As enterprises continue to adopt the cloud at a rapid pace, it is no longer a differentiator. In fact, Gartner estimates that more than half of corporate IT spending in the categories of application software, infrastructure, business process services and systems infrastructure will be spent on migrating to cloud models by 2025, while two-thirds of software spending will be for the same purpose. Thus, the $1.3 trillion that was at stake for such migrations in 2022, will have grown to $1.8 trillion in three years’ time.
Clearly, the time has come to find mechanisms to generate greater added value for each investment made in the cloud. In this context, the importance of cloud monitoring platforms emerges.
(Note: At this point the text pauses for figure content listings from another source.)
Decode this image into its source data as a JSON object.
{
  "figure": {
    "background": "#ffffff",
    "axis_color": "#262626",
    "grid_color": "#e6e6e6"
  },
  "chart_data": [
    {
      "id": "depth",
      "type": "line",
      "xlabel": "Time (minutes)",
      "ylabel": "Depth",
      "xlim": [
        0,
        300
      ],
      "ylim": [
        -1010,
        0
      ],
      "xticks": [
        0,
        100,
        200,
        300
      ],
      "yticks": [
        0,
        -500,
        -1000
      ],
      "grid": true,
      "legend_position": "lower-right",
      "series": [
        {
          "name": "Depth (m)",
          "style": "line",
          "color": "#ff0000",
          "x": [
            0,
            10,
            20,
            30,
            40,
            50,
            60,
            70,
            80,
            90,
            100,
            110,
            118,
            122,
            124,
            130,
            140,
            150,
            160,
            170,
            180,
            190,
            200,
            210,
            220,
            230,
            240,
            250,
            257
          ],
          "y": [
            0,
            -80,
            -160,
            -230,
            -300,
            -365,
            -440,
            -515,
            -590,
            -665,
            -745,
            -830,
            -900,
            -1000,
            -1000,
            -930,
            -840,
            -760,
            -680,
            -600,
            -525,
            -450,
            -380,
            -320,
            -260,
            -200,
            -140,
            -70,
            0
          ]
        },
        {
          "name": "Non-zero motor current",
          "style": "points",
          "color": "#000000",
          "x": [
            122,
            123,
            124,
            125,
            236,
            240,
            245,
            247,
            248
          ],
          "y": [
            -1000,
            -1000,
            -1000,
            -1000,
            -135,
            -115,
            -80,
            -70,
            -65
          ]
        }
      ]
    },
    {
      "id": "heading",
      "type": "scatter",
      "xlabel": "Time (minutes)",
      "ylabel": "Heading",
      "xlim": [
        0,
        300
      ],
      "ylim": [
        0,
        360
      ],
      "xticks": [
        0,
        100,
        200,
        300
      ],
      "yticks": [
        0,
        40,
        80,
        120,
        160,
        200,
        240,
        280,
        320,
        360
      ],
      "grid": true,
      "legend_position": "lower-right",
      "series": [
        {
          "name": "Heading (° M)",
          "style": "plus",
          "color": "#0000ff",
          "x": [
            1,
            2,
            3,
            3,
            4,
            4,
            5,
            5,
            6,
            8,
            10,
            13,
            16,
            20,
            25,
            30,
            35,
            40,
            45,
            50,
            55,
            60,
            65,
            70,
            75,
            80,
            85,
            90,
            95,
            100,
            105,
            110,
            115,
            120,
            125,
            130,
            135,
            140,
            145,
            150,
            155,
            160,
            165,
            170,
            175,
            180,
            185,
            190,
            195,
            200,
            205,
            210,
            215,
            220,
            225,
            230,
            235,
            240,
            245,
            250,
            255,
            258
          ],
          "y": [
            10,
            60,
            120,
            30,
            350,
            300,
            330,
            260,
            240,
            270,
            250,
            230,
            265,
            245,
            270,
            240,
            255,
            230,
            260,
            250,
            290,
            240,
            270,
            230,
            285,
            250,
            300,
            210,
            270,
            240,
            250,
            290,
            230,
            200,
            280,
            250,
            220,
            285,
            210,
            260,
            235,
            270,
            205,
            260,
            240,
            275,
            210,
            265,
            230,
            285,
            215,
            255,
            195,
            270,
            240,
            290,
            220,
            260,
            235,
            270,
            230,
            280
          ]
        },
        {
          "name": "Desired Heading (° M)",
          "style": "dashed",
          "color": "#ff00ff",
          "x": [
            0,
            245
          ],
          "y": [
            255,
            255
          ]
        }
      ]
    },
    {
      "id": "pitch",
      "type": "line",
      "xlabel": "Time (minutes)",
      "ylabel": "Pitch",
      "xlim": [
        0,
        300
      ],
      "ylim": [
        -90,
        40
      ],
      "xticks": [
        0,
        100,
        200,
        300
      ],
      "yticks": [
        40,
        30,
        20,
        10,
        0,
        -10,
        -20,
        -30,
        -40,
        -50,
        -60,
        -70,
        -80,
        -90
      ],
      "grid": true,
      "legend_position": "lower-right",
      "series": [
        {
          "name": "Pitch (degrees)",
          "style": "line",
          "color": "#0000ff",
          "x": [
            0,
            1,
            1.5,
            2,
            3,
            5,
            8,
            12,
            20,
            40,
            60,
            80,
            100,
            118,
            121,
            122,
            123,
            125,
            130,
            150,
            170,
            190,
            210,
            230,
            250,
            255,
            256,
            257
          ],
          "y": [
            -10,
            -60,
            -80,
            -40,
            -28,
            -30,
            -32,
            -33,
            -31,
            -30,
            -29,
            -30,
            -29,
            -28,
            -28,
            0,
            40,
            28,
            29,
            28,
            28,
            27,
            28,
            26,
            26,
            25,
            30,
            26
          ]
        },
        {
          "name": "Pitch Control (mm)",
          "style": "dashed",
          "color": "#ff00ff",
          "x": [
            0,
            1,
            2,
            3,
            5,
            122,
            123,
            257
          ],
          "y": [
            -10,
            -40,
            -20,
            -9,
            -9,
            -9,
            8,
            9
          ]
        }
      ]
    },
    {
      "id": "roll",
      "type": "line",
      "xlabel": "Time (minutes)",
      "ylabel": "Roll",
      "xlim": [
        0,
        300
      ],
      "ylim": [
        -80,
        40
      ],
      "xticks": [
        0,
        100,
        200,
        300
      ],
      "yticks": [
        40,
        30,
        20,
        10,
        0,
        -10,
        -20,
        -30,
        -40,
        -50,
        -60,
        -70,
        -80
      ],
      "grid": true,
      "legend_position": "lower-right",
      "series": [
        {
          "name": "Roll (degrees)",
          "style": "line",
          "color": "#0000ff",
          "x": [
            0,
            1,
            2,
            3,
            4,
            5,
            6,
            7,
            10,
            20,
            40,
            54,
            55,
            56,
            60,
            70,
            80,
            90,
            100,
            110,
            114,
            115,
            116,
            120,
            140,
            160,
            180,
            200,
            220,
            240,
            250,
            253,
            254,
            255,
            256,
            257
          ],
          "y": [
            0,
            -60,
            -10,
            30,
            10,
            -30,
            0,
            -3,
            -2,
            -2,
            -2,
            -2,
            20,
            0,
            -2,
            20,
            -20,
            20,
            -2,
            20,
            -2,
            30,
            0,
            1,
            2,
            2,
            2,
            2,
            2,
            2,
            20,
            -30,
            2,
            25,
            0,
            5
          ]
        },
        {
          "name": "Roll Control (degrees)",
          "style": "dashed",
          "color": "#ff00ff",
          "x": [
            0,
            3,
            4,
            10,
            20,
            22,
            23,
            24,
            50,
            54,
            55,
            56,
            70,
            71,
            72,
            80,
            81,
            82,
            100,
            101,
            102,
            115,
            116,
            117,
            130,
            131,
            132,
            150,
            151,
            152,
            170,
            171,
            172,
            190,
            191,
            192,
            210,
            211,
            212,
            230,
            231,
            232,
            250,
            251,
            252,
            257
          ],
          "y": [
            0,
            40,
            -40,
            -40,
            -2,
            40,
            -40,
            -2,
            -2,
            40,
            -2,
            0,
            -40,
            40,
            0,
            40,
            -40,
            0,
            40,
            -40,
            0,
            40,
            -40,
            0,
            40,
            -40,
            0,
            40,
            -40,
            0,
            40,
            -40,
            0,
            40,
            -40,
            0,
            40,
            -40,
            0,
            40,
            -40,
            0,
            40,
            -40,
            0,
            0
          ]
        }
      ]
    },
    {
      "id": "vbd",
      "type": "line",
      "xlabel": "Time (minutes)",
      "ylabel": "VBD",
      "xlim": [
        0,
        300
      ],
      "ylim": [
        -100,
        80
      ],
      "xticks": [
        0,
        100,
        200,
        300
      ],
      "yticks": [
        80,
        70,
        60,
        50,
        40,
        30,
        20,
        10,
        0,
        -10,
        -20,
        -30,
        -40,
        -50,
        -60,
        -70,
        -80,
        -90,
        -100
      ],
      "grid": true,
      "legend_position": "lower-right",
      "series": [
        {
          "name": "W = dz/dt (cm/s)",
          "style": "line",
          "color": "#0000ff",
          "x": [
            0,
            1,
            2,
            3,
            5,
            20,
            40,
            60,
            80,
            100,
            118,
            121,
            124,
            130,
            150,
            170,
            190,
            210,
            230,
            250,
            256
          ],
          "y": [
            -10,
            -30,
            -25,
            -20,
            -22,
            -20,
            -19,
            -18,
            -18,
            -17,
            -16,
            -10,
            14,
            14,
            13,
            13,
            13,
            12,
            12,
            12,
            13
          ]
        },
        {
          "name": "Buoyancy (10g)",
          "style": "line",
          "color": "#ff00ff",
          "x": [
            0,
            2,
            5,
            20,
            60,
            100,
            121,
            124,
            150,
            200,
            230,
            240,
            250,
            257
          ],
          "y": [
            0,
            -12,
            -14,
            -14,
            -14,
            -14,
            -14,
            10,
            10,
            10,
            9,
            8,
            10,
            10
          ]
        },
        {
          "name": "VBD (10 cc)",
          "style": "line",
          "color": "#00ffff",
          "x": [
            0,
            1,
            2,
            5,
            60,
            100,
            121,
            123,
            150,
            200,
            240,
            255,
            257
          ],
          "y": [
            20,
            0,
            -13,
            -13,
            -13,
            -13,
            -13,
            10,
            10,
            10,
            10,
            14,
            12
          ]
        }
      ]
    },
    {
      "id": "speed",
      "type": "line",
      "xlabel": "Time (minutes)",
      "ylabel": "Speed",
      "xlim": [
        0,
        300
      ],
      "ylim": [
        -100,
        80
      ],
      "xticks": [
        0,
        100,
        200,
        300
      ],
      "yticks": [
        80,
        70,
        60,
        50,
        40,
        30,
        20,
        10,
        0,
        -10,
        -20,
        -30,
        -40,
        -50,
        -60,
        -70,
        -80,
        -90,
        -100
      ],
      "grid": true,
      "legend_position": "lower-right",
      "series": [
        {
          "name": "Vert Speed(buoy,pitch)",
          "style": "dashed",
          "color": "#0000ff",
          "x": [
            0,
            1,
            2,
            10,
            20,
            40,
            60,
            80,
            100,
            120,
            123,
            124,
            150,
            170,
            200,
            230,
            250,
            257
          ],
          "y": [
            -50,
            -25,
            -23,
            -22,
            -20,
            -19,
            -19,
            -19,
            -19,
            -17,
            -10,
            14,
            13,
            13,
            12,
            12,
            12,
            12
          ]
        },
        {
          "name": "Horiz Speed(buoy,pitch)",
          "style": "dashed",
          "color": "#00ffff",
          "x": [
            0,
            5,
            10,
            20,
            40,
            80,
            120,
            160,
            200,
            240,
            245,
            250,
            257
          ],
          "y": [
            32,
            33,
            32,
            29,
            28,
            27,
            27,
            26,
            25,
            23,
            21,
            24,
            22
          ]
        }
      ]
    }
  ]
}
These are unified systems that are part of cloud management solutions and incorporate both manual and automated tools to monitor the performance and availability of applications, infrastructure elements, websites and data access mechanisms.
Total visibility
Is the app reliable and robust? Is the tool working optimally? Is maximum data transfer speed achieved for critical solutions? Is there a better way to do what is being done? Are we paying the right cost for the performance we are getting? These are just some of the fundamental questions IT administrators ask themselves when assessing, analyzing and verifying the operational status of cloud resources.
Monitoring platforms also enable 360° visibility into what is happening in the cloud, including both in-house facilities within the organization and public clouds or edge infrastructures: from client flow to application usage intensity to log data.
Unified dashboards
All these features can be easily “understood” thanks to unified dashboards where specific alerts, status of certain metrics (such as service level targets) or traffic can be viewed at any given time.
The use of APIs (Application Programming Interface), i.e. small pieces of software that allow the products and services of one system to be exposed, communicated and made available for use by others, is ideal for delineating tailored alerts.
Acting before it happens
Generally speaking, these platforms are independent of geography: they monitor infrastructures that can be physically located in any corner of the planet. Therefore, they enable action to be taken and workloads to be redirected in time, even in situations such as natural disasters or power outages in a particular region.
They are also cloud or infrastructure provider agnostic solutions: the more open the tool is, the more flexible and comprehensive its functionalities will be.
Moreover, these platforms promote proactive detection of errors, anomalies, unauthorized changes or unexpected patterns. In this way, problems can be addressed before they cause significant loss or major damage. When a conflict is detected, these platforms also help to trace it back to its source, to detect the causes and avoid its repetition.
The main benefit of cloud monitoring is an overall improvement in the customer experience: it ensures that every user gets what they need, with the performance they require and from where they are.
Migration to the cloud is massive, and that makes it increasingly important to find mechanisms, such as monitoring platforms, to get additional value from every penny invested in the cloud.